Pneumatic nebulizers, as contrasted to ultrasonic nebulizers, produce aerosols containing a wide range of droplet sizes; some of the droplets have a relatively large diameter. Pneumatic nebulizers work well with relatively high gas and liquid flows on the order of 10 liters per minute of gas and one cubic centimeter per minute of liquid. The typical gas analyzer is incapable of adequately handling an aerosol resulting from this nebulization. The pneumatic nebulizers exhibit severe problems in manufacture and alignment if attempts are made to design them to provide gas flow rates to an analyzer of less than one liter per minute. The efficiency of aerosol production by pneumatic nebulizers is relatively low and the resultant mist has a low droplet density.
Bath-type ultrasonic nebulizers have a relatively large volume of in-transit liquid, which results in unacceptable loss of resolution of the output of a liquid chromatography column or flow injection analyzer. The unacceptable loss of resolution or band broadening occurs for liquid flow rates of less than or equal to approximately 1 cubic centimeter per minute.

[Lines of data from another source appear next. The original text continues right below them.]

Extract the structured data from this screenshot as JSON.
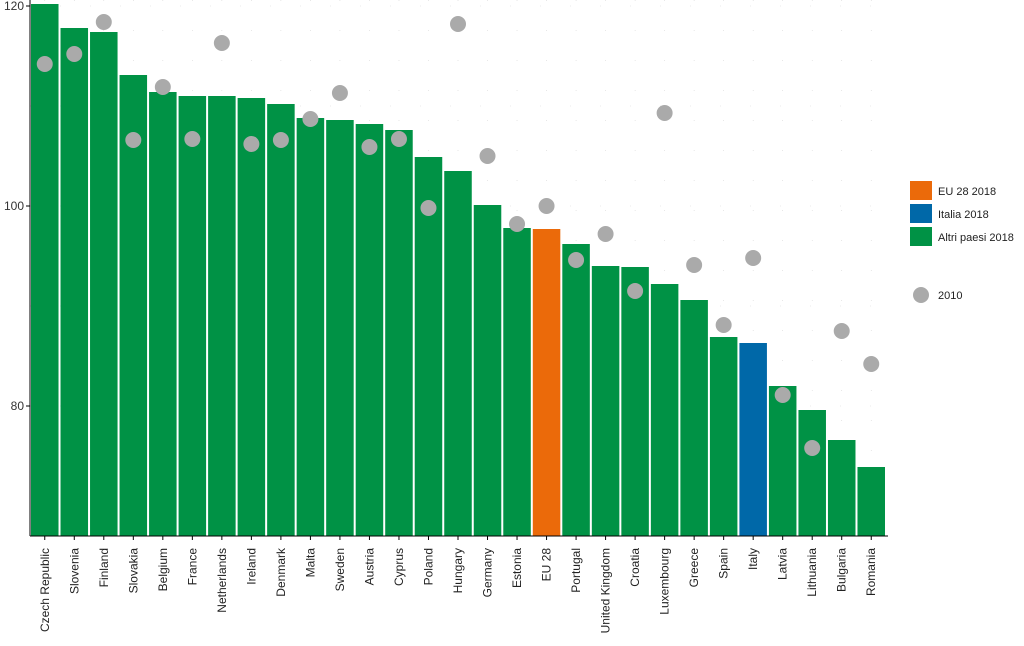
{
  "chart_data": {
    "type": "bar",
    "categories": [
      "Czech Republic",
      "Slovenia",
      "Finland",
      "Slovakia",
      "Belgium",
      "France",
      "Netherlands",
      "Ireland",
      "Denmark",
      "Malta",
      "Sweden",
      "Austria",
      "Cyprus",
      "Poland",
      "Hungary",
      "Germany",
      "Estonia",
      "EU 28",
      "Portugal",
      "United Kingdom",
      "Croatia",
      "Luxembourg",
      "Greece",
      "Spain",
      "Italy",
      "Latvia",
      "Lithuania",
      "Bulgaria",
      "Romania"
    ],
    "series": [
      {
        "name": "EU 28 2018 / Italia 2018 / Altri paesi 2018",
        "values": [
          120.2,
          117.8,
          117.4,
          113.1,
          111.4,
          111.0,
          111.0,
          110.8,
          110.2,
          108.8,
          108.6,
          108.2,
          107.6,
          104.9,
          103.5,
          100.1,
          97.8,
          97.7,
          96.2,
          94.0,
          93.9,
          92.2,
          90.6,
          86.9,
          86.3,
          82.0,
          79.6,
          76.6,
          73.9
        ]
      },
      {
        "name": "2010",
        "values": [
          114.2,
          115.2,
          118.4,
          106.6,
          111.9,
          106.7,
          116.3,
          106.2,
          106.6,
          108.7,
          111.3,
          105.9,
          106.7,
          99.8,
          118.2,
          105.0,
          98.2,
          100.0,
          94.6,
          97.2,
          91.5,
          109.3,
          94.1,
          88.1,
          94.8,
          81.1,
          75.8,
          87.5,
          84.2
        ]
      }
    ],
    "bar_colors": [
      "#009245",
      "#009245",
      "#009245",
      "#009245",
      "#009245",
      "#009245",
      "#009245",
      "#009245",
      "#009245",
      "#009245",
      "#009245",
      "#009245",
      "#009245",
      "#009245",
      "#009245",
      "#009245",
      "#009245",
      "#EB6A0A",
      "#009245",
      "#009245",
      "#009245",
      "#009245",
      "#009245",
      "#009245",
      "#0068A8",
      "#009245",
      "#009245",
      "#009245",
      "#009245"
    ],
    "ylim": [
      67,
      120.6
    ],
    "yticks": [
      80,
      100,
      120
    ],
    "legend": {
      "position": "right",
      "items": [
        {
          "label": "EU 28 2018",
          "color": "#EB6A0A",
          "shape": "square"
        },
        {
          "label": "Italia 2018",
          "color": "#0068A8",
          "shape": "square"
        },
        {
          "label": "Altri paesi 2018",
          "color": "#009245",
          "shape": "square"
        },
        {
          "label": "2010",
          "color": "#AAAAAA",
          "shape": "circle"
        }
      ]
    },
    "grid": true
  }
}
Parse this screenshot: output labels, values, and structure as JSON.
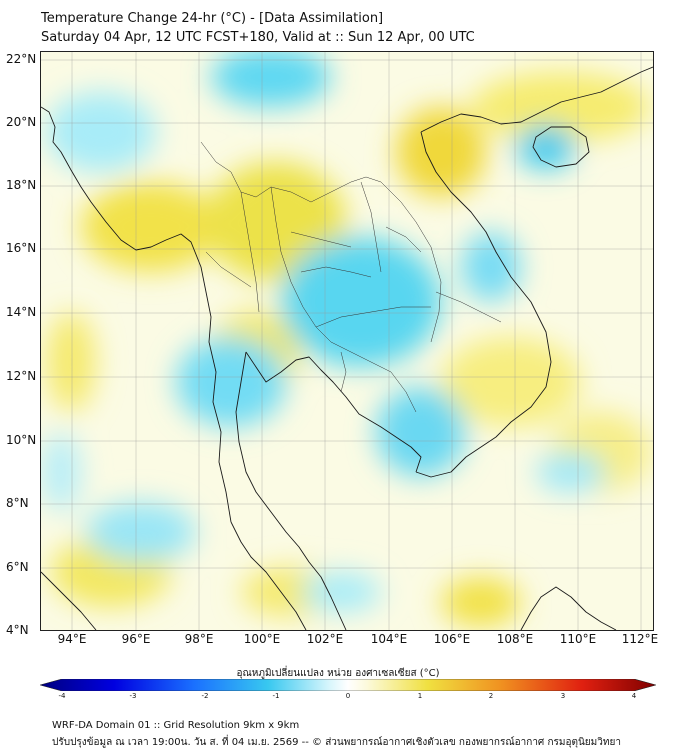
{
  "header": {
    "title": "Temperature Change 24-hr (°C) - [Data Assimilation]",
    "subtitle": "Saturday 04 Apr, 12 UTC FCST+180, Valid at :: Sun 12 Apr, 00 UTC"
  },
  "map": {
    "lat_labels": [
      "22°N",
      "20°N",
      "18°N",
      "16°N",
      "14°N",
      "12°N",
      "10°N",
      "8°N",
      "6°N",
      "4°N"
    ],
    "lon_labels": [
      "94°E",
      "96°E",
      "98°E",
      "100°E",
      "102°E",
      "104°E",
      "106°E",
      "108°E",
      "110°E",
      "112°E"
    ],
    "lat_range": [
      4,
      22.3
    ],
    "lon_range": [
      93,
      112.4
    ]
  },
  "colorbar": {
    "title": "อุณหภูมิเปลี่ยนแปลง หน่วย องศาเซลเซียส (°C)",
    "ticks": [
      "-4",
      "-3",
      "-2",
      "-1",
      "0",
      "1",
      "2",
      "3",
      "4"
    ],
    "range": [
      -4,
      4
    ]
  },
  "footer": {
    "line1": "WRF-DA Domain 01 :: Grid Resolution 9km x 9km",
    "line2": "ปรับปรุงข้อมูล ณ เวลา 19:00น. วัน ส. ที่ 04 เม.ย. 2569 -- © ส่วนพยากรณ์อากาศเชิงตัวเลข กองพยากรณ์อากาศ กรมอุตุนิยมวิทยา"
  },
  "colors": {
    "neg_strong": "#00007f",
    "neg_mid": "#38c8f0",
    "neutral": "#ffffff",
    "pos_mid": "#f0e040",
    "pos_strong": "#7f0000"
  }
}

Ultrasonic nebulizers having flat crystals consume relatively large amounts of power, approximately 50 watts. This is undesirable because of the necessity to provide relatively expensive, complex and difficult to design amplifiers for radio frequency sources required to drive the piezoelectric crystal of such nebulizers. In the typical prior-art flat crystal ultrasonic nebulizer, the minimum achievable mixing volume is the volume of one liquid drop before nebulization, i.e., about 20 microliters. On the other hand, metallic resonators exhibit mechanical problems at frequencies above 100 KHz. Because drop size is related to oscillation frequency, with increasing frequency resulting in decreased drop size, such devices produce drops that are excessively large for many gas analyzers; the diameter of such drops is typically on the order of 50 microns.

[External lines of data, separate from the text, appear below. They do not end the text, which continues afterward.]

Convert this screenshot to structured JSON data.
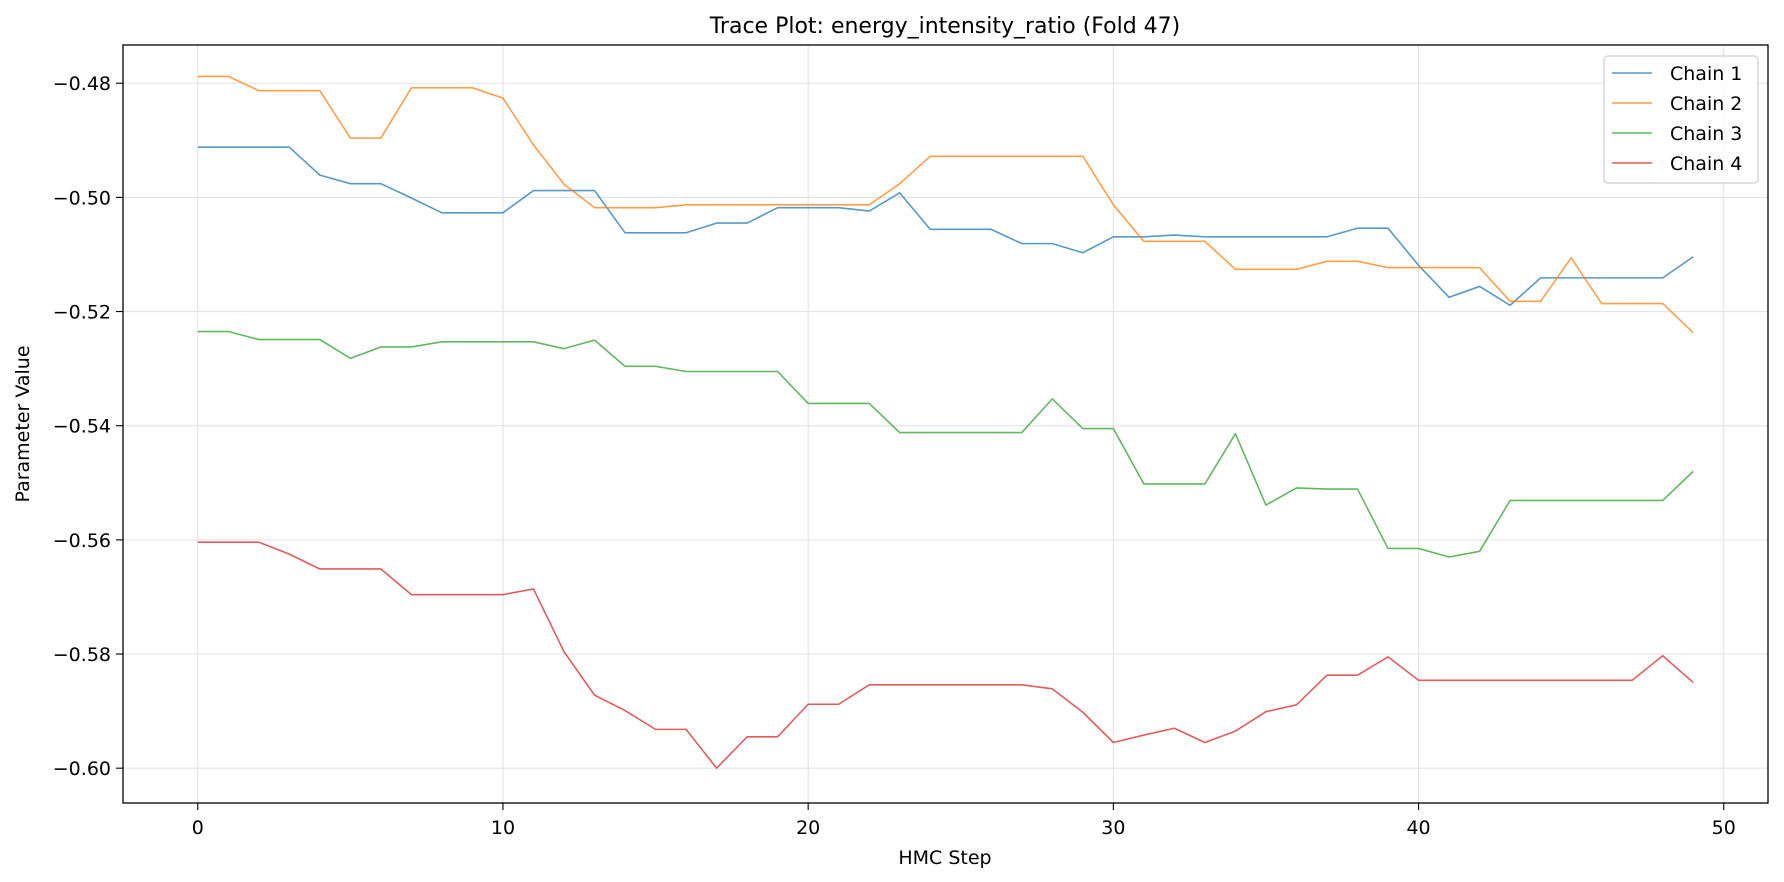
{
  "chart_data": {
    "type": "line",
    "title": "Trace Plot: energy_intensity_ratio (Fold 47)",
    "xlabel": "HMC Step",
    "ylabel": "Parameter Value",
    "xlim": [
      -2.45,
      51.45
    ],
    "ylim": [
      -0.6061,
      -0.4733
    ],
    "xticks": [
      0,
      10,
      20,
      30,
      40,
      50
    ],
    "xtick_labels": [
      "0",
      "10",
      "20",
      "30",
      "40",
      "50"
    ],
    "yticks": [
      -0.48,
      -0.5,
      -0.52,
      -0.54,
      -0.56,
      -0.58,
      -0.6
    ],
    "ytick_labels": [
      "−0.48",
      "−0.50",
      "−0.52",
      "−0.54",
      "−0.56",
      "−0.58",
      "−0.60"
    ],
    "grid": true,
    "legend_position": "top-right",
    "x": [
      0,
      1,
      2,
      3,
      4,
      5,
      6,
      7,
      8,
      9,
      10,
      11,
      12,
      13,
      14,
      15,
      16,
      17,
      18,
      19,
      20,
      21,
      22,
      23,
      24,
      25,
      26,
      27,
      28,
      29,
      30,
      31,
      32,
      33,
      34,
      35,
      36,
      37,
      38,
      39,
      40,
      41,
      42,
      43,
      44,
      45,
      46,
      47,
      48,
      49
    ],
    "series": [
      {
        "name": "Chain 1",
        "color": "#1f77b4",
        "values": [
          -0.4912,
          -0.4912,
          -0.4912,
          -0.4912,
          -0.4961,
          -0.4976,
          -0.4976,
          -0.5001,
          -0.5027,
          -0.5027,
          -0.5027,
          -0.4988,
          -0.4988,
          -0.4988,
          -0.5062,
          -0.5062,
          -0.5062,
          -0.5045,
          -0.5045,
          -0.5018,
          -0.5018,
          -0.5018,
          -0.5024,
          -0.4992,
          -0.5056,
          -0.5056,
          -0.5056,
          -0.5081,
          -0.5081,
          -0.5097,
          -0.5069,
          -0.5069,
          -0.5066,
          -0.5069,
          -0.5069,
          -0.5069,
          -0.5069,
          -0.5069,
          -0.5054,
          -0.5054,
          -0.5119,
          -0.5175,
          -0.5156,
          -0.5189,
          -0.5141,
          -0.5141,
          -0.5141,
          -0.5141,
          -0.5141,
          -0.5104
        ]
      },
      {
        "name": "Chain 2",
        "color": "#ff7f0e",
        "values": [
          -0.4788,
          -0.4788,
          -0.4813,
          -0.4813,
          -0.4813,
          -0.4896,
          -0.4896,
          -0.4808,
          -0.4808,
          -0.4808,
          -0.4826,
          -0.4908,
          -0.4977,
          -0.5018,
          -0.5018,
          -0.5018,
          -0.5013,
          -0.5013,
          -0.5013,
          -0.5013,
          -0.5013,
          -0.5013,
          -0.5013,
          -0.4976,
          -0.4928,
          -0.4928,
          -0.4928,
          -0.4928,
          -0.4928,
          -0.4928,
          -0.5013,
          -0.5077,
          -0.5077,
          -0.5077,
          -0.5126,
          -0.5126,
          -0.5126,
          -0.5112,
          -0.5112,
          -0.5123,
          -0.5123,
          -0.5123,
          -0.5123,
          -0.5182,
          -0.5182,
          -0.5106,
          -0.5186,
          -0.5186,
          -0.5186,
          -0.5237
        ]
      },
      {
        "name": "Chain 3",
        "color": "#2ca02c",
        "values": [
          -0.5235,
          -0.5235,
          -0.5249,
          -0.5249,
          -0.5249,
          -0.5282,
          -0.5262,
          -0.5262,
          -0.5253,
          -0.5253,
          -0.5253,
          -0.5253,
          -0.5265,
          -0.525,
          -0.5296,
          -0.5296,
          -0.5305,
          -0.5305,
          -0.5305,
          -0.5305,
          -0.5361,
          -0.5361,
          -0.5361,
          -0.5412,
          -0.5412,
          -0.5412,
          -0.5412,
          -0.5412,
          -0.5353,
          -0.5405,
          -0.5405,
          -0.5502,
          -0.5502,
          -0.5502,
          -0.5414,
          -0.5539,
          -0.5509,
          -0.5511,
          -0.5511,
          -0.5615,
          -0.5615,
          -0.563,
          -0.562,
          -0.5531,
          -0.5531,
          -0.5531,
          -0.5531,
          -0.5531,
          -0.5531,
          -0.548
        ]
      },
      {
        "name": "Chain 4",
        "color": "#d62728",
        "values": [
          -0.5604,
          -0.5604,
          -0.5604,
          -0.5625,
          -0.5651,
          -0.5651,
          -0.5651,
          -0.5696,
          -0.5696,
          -0.5696,
          -0.5696,
          -0.5686,
          -0.5796,
          -0.5872,
          -0.5899,
          -0.5932,
          -0.5932,
          -0.6,
          -0.5945,
          -0.5945,
          -0.5888,
          -0.5888,
          -0.5854,
          -0.5854,
          -0.5854,
          -0.5854,
          -0.5854,
          -0.5854,
          -0.5861,
          -0.5902,
          -0.5955,
          -0.5942,
          -0.593,
          -0.5955,
          -0.5935,
          -0.5901,
          -0.5889,
          -0.5837,
          -0.5837,
          -0.5805,
          -0.5846,
          -0.5846,
          -0.5846,
          -0.5846,
          -0.5846,
          -0.5846,
          -0.5846,
          -0.5846,
          -0.5803,
          -0.585
        ]
      }
    ]
  }
}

Single droplet generators also produce aerosol drops having relatively large diameter and thus are incompatible with many gas analyzers. In addition, single droplet generators employ capillary tubes which are subject to plugging and therefore require extensive maintenance.

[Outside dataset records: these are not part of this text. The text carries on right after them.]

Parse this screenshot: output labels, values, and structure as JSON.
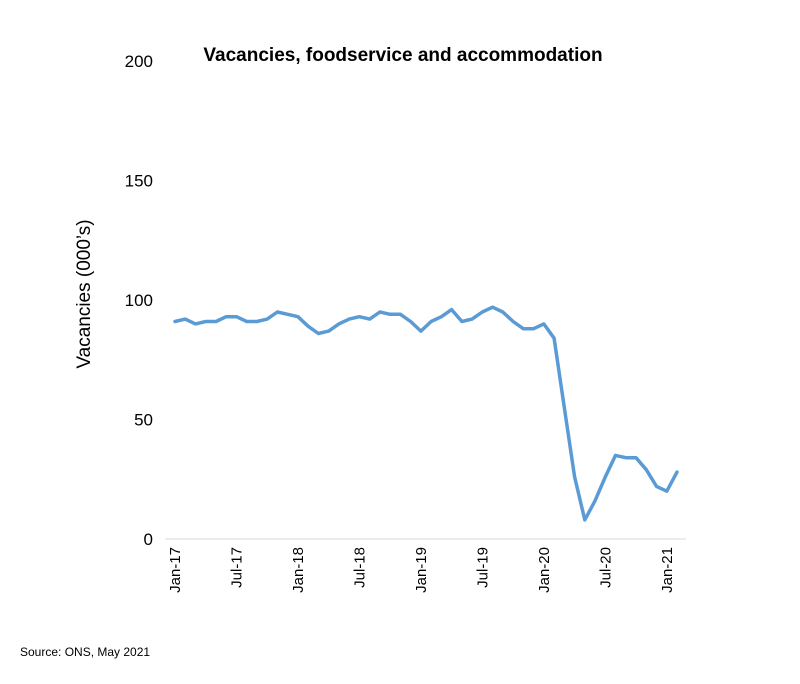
{
  "chart_data": {
    "type": "line",
    "title": "Vacancies, foodservice and accommodation",
    "xlabel": "",
    "ylabel": "Vacancies (000’s)",
    "ylim": [
      0,
      200
    ],
    "yticks": [
      0,
      50,
      100,
      150,
      200
    ],
    "x": [
      "Jan-17",
      "Feb-17",
      "Mar-17",
      "Apr-17",
      "May-17",
      "Jun-17",
      "Jul-17",
      "Aug-17",
      "Sep-17",
      "Oct-17",
      "Nov-17",
      "Dec-17",
      "Jan-18",
      "Feb-18",
      "Mar-18",
      "Apr-18",
      "May-18",
      "Jun-18",
      "Jul-18",
      "Aug-18",
      "Sep-18",
      "Oct-18",
      "Nov-18",
      "Dec-18",
      "Jan-19",
      "Feb-19",
      "Mar-19",
      "Apr-19",
      "May-19",
      "Jun-19",
      "Jul-19",
      "Aug-19",
      "Sep-19",
      "Oct-19",
      "Nov-19",
      "Dec-19",
      "Jan-20",
      "Feb-20",
      "Mar-20",
      "Apr-20",
      "May-20",
      "Jun-20",
      "Jul-20",
      "Aug-20",
      "Sep-20",
      "Oct-20",
      "Nov-20",
      "Dec-20",
      "Jan-21",
      "Feb-21"
    ],
    "tick_labels": [
      "Jan-17",
      "Jul-17",
      "Jan-18",
      "Jul-18",
      "Jan-19",
      "Jul-19",
      "Jan-20",
      "Jul-20",
      "Jan-21"
    ],
    "tick_indices": [
      0,
      6,
      12,
      18,
      24,
      30,
      36,
      42,
      48
    ],
    "series": [
      {
        "name": "Vacancies",
        "color": "#5B9BD5",
        "values": [
          91,
          92,
          90,
          91,
          91,
          93,
          93,
          91,
          91,
          92,
          95,
          94,
          93,
          89,
          86,
          87,
          90,
          92,
          93,
          92,
          95,
          94,
          94,
          91,
          87,
          91,
          93,
          96,
          91,
          92,
          95,
          97,
          95,
          91,
          88,
          88,
          90,
          84,
          55,
          26,
          8,
          16,
          26,
          35,
          34,
          34,
          29,
          22,
          20,
          28
        ]
      }
    ]
  },
  "source": "Source: ONS, May 2021"
}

It is desirable in many analytical systems for a nebulizer to produce a dense aerosol of small, uniformly sized droplets from a liquid flowing at rates from 10 to 200 microliters per minute, as derived from a liquid chromatography column. The small, uniformly sized droplets must be capable of being mixed with a carrier gas having a flow rate as low as 30 cubic centimeters per minute. It is preferable for the nebulizer mixing volume to be on the order of 1 microliter so that the nebulizer can be used for supplying an aerosol from the effluent of a micro liquid chromatography column; such columns typically have an inner diameter of 1 millimeter. The low carrier gas flow, combined with a variable efficiency for the nebulizer, enables the aerosol to be supplied to a typical gas chromatography detector, such as a flame photometric detector, a flame ionization detector, or a mass spectrometer ion source. To minimize cost of the nebulizer, it is desirable for RF power supplied to a crystal to be minimized to a few watts. This enables amplifiers for supplying such power to be relatively low cost, and simple structures.
A further problem with prior nebulizers employing electric wave to pressure-wave transducers, e.g., piezoelectric crystals, is that such transducers have a tendency to change resonant frequency characteristics as a function of ambient conditions. In particular, as temperature changes, the resonant frequency of a piezoelectric crystal changes.